There is nothing new under the sun. The modern poultry industry, with its production of millions of birds from centralized massive incubators, is not a new technology. The men who built the pyramids also built incubators. Even before the time of Moses, hatcheries with a capacity of ninety thousand were in full production. A few of these hatcheries are still operative, and even as late as the 1950s, were producing almost 90% of all the chicks in Egypt.

The design and construction of these hatcheries was ingenious but simple. The eggs lay on the floor of a cylindrical, brick building. Two to three feet above the eggs was a trough-like platform encircling the inner wall, within which burned a perpetual fire of camel dung. Air was drawn in through an opening at ground level, passed through the central hole in the ring of fire, and out through a hole in the dome-shaped roof.

Double rows of these incubating ovens faced on to a central corridor. Openings in the roof and ends of this corridor admitted light and ventilation.

The temperature of the eggs was measured by placing them against the eye-lids, and controlled by stoking or raking the fires. Humidity requirements and air cell size were judged by the sound made by rolling two eggs together in one hand.

Ancient records tell us that they custom hatched, returning two chicks for every three eggs brought in. their profit was all the hatch above 70%.

The Egyptians did not, however, have a monopoly on egg hatching. Their Chinese counterparts had developed two very successful methods by at least 1,000 B.C.

The first, and simplest, used the heat of rotting manure. The eggs were placed in a mixture of chopped straw and rice hulls on top of the manure; it appears to have been moderately successful.

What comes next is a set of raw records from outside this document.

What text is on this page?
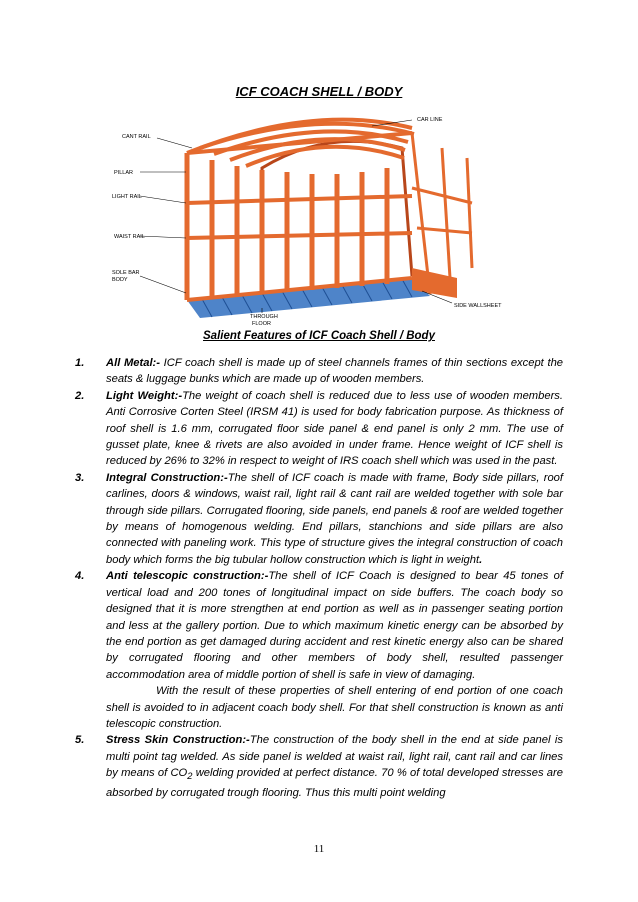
ICF COACH SHELL / BODY
CANT RAIL
PILLAR
LIGHT RAIL
WAIST RAIL
SOLE BAR
BODY
CAR LINE
SIDE WALLSHEET
THROUGH
FLOOR
Salient Features of ICF Coach Shell / Body
1.	All Metal:- ICF coach shell is made up of steel channels frames of thin sections except the seats & luggage bunks which are made up of wooden members.
2.	Light Weight:-The weight of coach shell is reduced due to less use of wooden members. Anti Corrosive Corten Steel (IRSM 41) is used for body fabrication purpose. As thickness of roof shell is 1.6 mm, corrugated floor side panel & end panel is only 2 mm. The use of gusset plate, knee & rivets are also avoided in under frame. Hence weight of ICF shell is reduced by 26% to 32% in respect to weight of IRS coach shell which was used in the past.
3.	Integral Construction:-The shell of ICF coach is made with frame, Body side pillars, roof carlines, doors & windows, waist rail, light rail & cant rail are welded together with sole bar through side pillars. Corrugated flooring, side panels, end panels & roof are welded together by means of homogenous welding. End pillars, stanchions and side pillars are also connected with paneling work. This type of structure gives the integral construction of coach body which forms the big tubular hollow construction which is light in weight.
4.	Anti telescopic construction:-The shell of ICF Coach is designed to bear 45 tones of vertical load and 200 tones of longitudinal impact on side buffers. The coach body so designed that it is more strengthen at end portion as well as in passenger seating portion and less at the gallery portion. Due to which maximum kinetic energy can be absorbed by the end portion as get damaged during accident and rest kinetic energy also can be shared by corrugated flooring and other members of body shell, resulted passenger accommodation area of middle portion of shell is safe in view of damaging.
With the result of these properties of shell entering of end portion of one coach shell is avoided to in adjacent coach body shell. For that shell construction is known as anti telescopic construction.
5.	Stress Skin Construction:-The construction of the body shell in the end at side panel is multi point tag welded. As side panel is welded at waist rail, light rail, cant rail and car lines by means of $CO_2$ welding provided at perfect distance. 70 % of total developed stresses are absorbed by corrugated trough flooring. Thus this multi point welding
11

The second method, more widely used and still functional today, was just as ingenious as the Egyptian hatchery. The basic structure was again a cylindrical building, but the fire was on the floor, with the eggs contained in an inverted cone above it, partially filled with ashes. Placed on the ashes were egg baskets made of woven straw. The eggs were contained in muslin bags, the whole being covered in an insulating layer of rice hulls. A straw thatch roof, shaped like the traditional coolie's hat, completed the insulation, and kept out the rain.

Every seven days a fresh bag of eggs was added to each basket, and the bags were continually moved about to turn the eggs. After the first three weeks of the hatching season, the fire was allowed to go out; the self-generative heat of the eggs kept the process going.

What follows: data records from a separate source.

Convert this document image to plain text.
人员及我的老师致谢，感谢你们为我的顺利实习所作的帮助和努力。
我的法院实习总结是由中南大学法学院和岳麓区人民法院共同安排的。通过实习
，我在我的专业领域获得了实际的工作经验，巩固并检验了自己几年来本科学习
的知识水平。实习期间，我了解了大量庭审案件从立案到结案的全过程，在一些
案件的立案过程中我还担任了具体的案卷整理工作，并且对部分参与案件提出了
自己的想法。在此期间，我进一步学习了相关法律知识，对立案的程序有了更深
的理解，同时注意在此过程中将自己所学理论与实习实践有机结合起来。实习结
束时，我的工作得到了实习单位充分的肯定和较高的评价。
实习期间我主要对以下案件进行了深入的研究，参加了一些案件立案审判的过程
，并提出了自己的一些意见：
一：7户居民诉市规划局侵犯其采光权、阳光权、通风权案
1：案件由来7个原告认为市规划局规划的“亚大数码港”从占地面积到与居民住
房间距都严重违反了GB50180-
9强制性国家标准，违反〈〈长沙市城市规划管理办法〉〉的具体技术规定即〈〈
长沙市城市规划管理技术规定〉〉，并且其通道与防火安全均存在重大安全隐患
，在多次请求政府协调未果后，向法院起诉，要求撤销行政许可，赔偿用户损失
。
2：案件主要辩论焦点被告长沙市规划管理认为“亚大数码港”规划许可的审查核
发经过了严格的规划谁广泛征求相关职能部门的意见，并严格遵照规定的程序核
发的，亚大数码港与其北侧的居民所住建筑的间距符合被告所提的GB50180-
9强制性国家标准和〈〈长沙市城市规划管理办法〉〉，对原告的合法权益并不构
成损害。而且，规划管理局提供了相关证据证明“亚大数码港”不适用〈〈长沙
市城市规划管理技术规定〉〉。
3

They had also developed the art of candling, for clear eggs were removed on the third day and sold for normal consumption.

The Greeks were not to be outdone, for Aristotle described in detail a method using rotting manure in 400 B.C. Several records exist of high-born Roman ladies foretelling the sex of their offspring by hatching an egg tucked under their breasts.

Numerous descriptions of methods using the heat of the human body are recorded throughout history and from all over the world. Philippine islanders paid their servants to lie on eggs. The eggs were laid between rows of sticks on a bed of ashes, and both servant and eggs were covered with blankets. South African farmers employed native girls to hatch ostrich eggs with body heat, when the feathers of these birds were in terrific demand.

Mechanical hatching did not come to the Western world until 1749, when Reamur in Paris developed the first mechanical box to hatch eggs. He used the ether capsule as a thermostat. In 1770, Campion was successful using a special room heated by the flues of his boiler.

The first successful commercial machine was the hot water incubator made by Hearson in 1881, and in 1895 Cypher put his 20,000 duck egg model on the market. The first all-electric automated machine did not appear until 1922.